In the 1770s-1780s, thirteen individual colonies came together to fight a revolution for their independence from England.  To fight that revolution, America’s first national army was created under George Washington, supplementing the thirteen individual state militias.  From their brave actions, independence was achieved, and a (weak) form of national government for “The United States Of America” was first instituted under the Articles of Confederation.

As a show of thanks for the dedication and courage of the soldiers, promises were made.  Many of the soldiers had purchased the promissory securities issued by the states and the Confederation Congress to help finance the war, and were looking to be paid for their show of faith.  In addition, pensions were promised to officers, and bonuses to enlisted men.  And many were given land bounties in government-owned properties as signup bonuses.
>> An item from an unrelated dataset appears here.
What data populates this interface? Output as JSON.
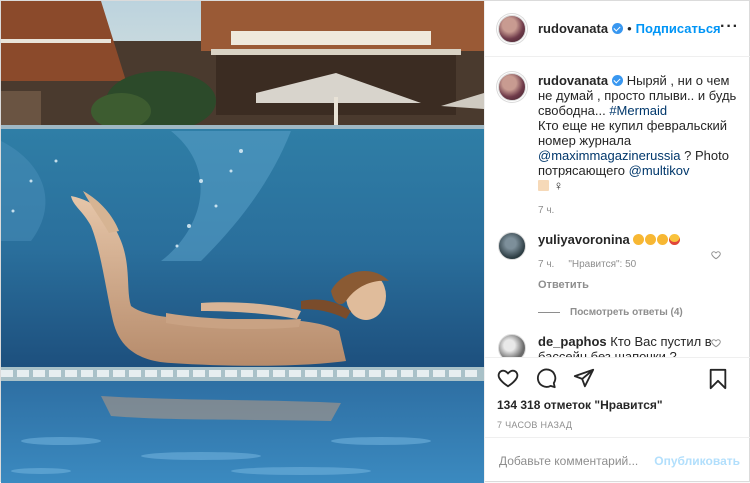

All well-intentioned, except that the Confederation Congress had no money, and no power of taxation to raise funds, to make good on these various promises.  Pensions were not funded until 1818, 35 years after the Revolutionary War formally ended, and even then the eligibility criteria were narrowed within the dwindling pool of remaining veterans.  The bonuses never materialized.  And the debt securities and land bounties held by the veterans?  Most veterans sold them off at a discount to financial speculators, believing that they had become worthless.  Those speculators in turn colluded with Alexander Hamilton, the nation’s first Treasury Secretary, to have these shaky debts taken over by the new federal government and paid off at full face value.  The veterans got pennies on the dollar; the speculators got dollars on the dollar at a good profit.
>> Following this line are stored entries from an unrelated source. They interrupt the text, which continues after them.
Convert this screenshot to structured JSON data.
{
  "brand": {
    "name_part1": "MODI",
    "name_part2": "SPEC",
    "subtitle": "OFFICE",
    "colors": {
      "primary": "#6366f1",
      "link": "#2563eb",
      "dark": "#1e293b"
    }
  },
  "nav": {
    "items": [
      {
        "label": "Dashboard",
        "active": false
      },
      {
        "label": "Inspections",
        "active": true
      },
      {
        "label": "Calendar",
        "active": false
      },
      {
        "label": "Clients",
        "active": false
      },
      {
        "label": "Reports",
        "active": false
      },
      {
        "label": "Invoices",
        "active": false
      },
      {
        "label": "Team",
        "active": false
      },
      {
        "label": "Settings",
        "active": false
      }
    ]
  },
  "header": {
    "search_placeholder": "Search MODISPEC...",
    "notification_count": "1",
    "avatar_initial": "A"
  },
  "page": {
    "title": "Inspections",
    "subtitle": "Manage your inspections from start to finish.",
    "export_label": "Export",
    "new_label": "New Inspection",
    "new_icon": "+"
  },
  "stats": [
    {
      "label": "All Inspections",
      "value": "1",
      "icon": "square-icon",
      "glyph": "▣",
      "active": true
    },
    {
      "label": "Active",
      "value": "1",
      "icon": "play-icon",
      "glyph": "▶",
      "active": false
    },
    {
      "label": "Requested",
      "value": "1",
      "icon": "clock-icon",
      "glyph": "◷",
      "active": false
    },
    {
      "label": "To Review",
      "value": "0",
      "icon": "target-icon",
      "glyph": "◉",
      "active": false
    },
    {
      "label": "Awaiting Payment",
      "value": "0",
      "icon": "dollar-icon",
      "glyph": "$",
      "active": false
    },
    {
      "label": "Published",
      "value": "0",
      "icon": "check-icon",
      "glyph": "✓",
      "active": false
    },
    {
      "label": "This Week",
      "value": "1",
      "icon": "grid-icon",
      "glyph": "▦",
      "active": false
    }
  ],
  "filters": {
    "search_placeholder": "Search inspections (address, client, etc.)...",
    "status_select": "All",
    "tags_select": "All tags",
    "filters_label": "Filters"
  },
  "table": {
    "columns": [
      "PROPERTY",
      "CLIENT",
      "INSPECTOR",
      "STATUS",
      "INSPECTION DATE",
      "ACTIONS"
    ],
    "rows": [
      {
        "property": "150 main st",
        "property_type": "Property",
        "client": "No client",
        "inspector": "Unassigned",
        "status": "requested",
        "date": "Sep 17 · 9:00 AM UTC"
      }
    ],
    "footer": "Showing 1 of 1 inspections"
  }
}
And so was established the pattern: after all of the speeches and parades were over, the promises made to those who sacrificed life or body in service to our country would find those promises reneged on the chopping block of “the budget.”
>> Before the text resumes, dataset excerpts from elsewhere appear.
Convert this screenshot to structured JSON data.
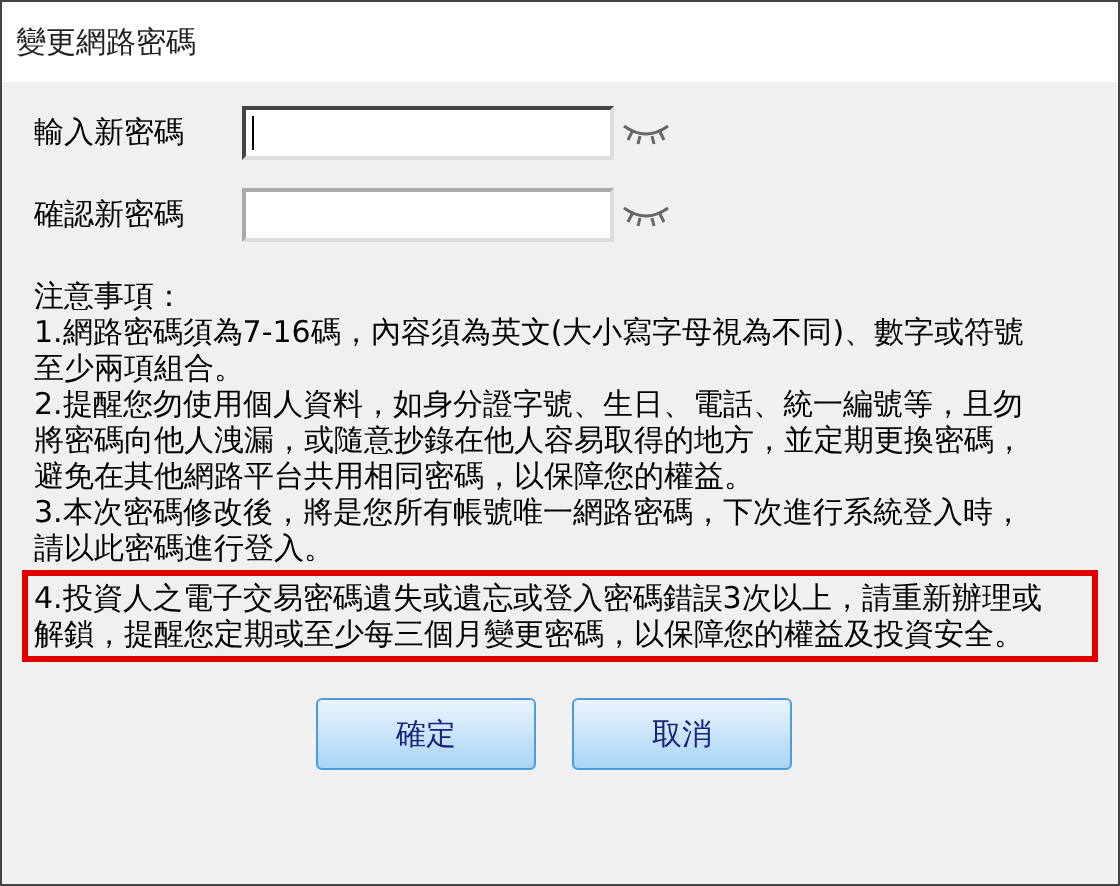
{
  "window": {
    "title": "變更網路密碼"
  },
  "fields": [
    {
      "label": "輸入新密碼",
      "focused": true
    },
    {
      "label": "確認新密碼",
      "focused": false
    }
  ],
  "notes": {
    "heading": "注意事項：",
    "items": [
      {
        "text": "1.網路密碼須為7-16碼，內容須為英文(大小寫字母視為不同)、數字或符號至少兩項組合。",
        "highlighted": false
      },
      {
        "text": "2.提醒您勿使用個人資料，如身分證字號、生日、電話、統一編號等，且勿將密碼向他人洩漏，或隨意抄錄在他人容易取得的地方，並定期更換密碼，避免在其他網路平台共用相同密碼，以保障您的權益。",
        "highlighted": false
      },
      {
        "text": "3.本次密碼修改後，將是您所有帳號唯一網路密碼，下次進行系統登入時，請以此密碼進行登入。",
        "highlighted": false
      },
      {
        "text": "4.投資人之電子交易密碼遺失或遺忘或登入密碼錯誤3次以上，請重新辦理或解鎖，提醒您定期或至少每三個月變更密碼，以保障您的權益及投資安全。",
        "highlighted": true
      }
    ]
  },
  "buttons": [
    "確定",
    "取消"
  ]
}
The pattern has continued ever since.  In the boom times of 1924, Congress passed a $500 bonus to our World War I veterans, but not payable until 1945.  After the Great Depression hit, in 1932 thousands of these veterans descended on Washington demanding an earlier payment to help offset their severe economic loss of property and income.  They lived in make-shift shanty encampments around Washington, similar to the many “Hoovervilles” of destitute homeless people springing up around the country.  When Congress refused the payments, President Hoover ordered General Douglas MacArthur to destroy the veteran camps, which he enthusiastically did – active soldiers using tanks and cavalry attacking their unarmed brother veterans.  This bloody incident contributed to Hoover’s massive defeat for reelection four months later.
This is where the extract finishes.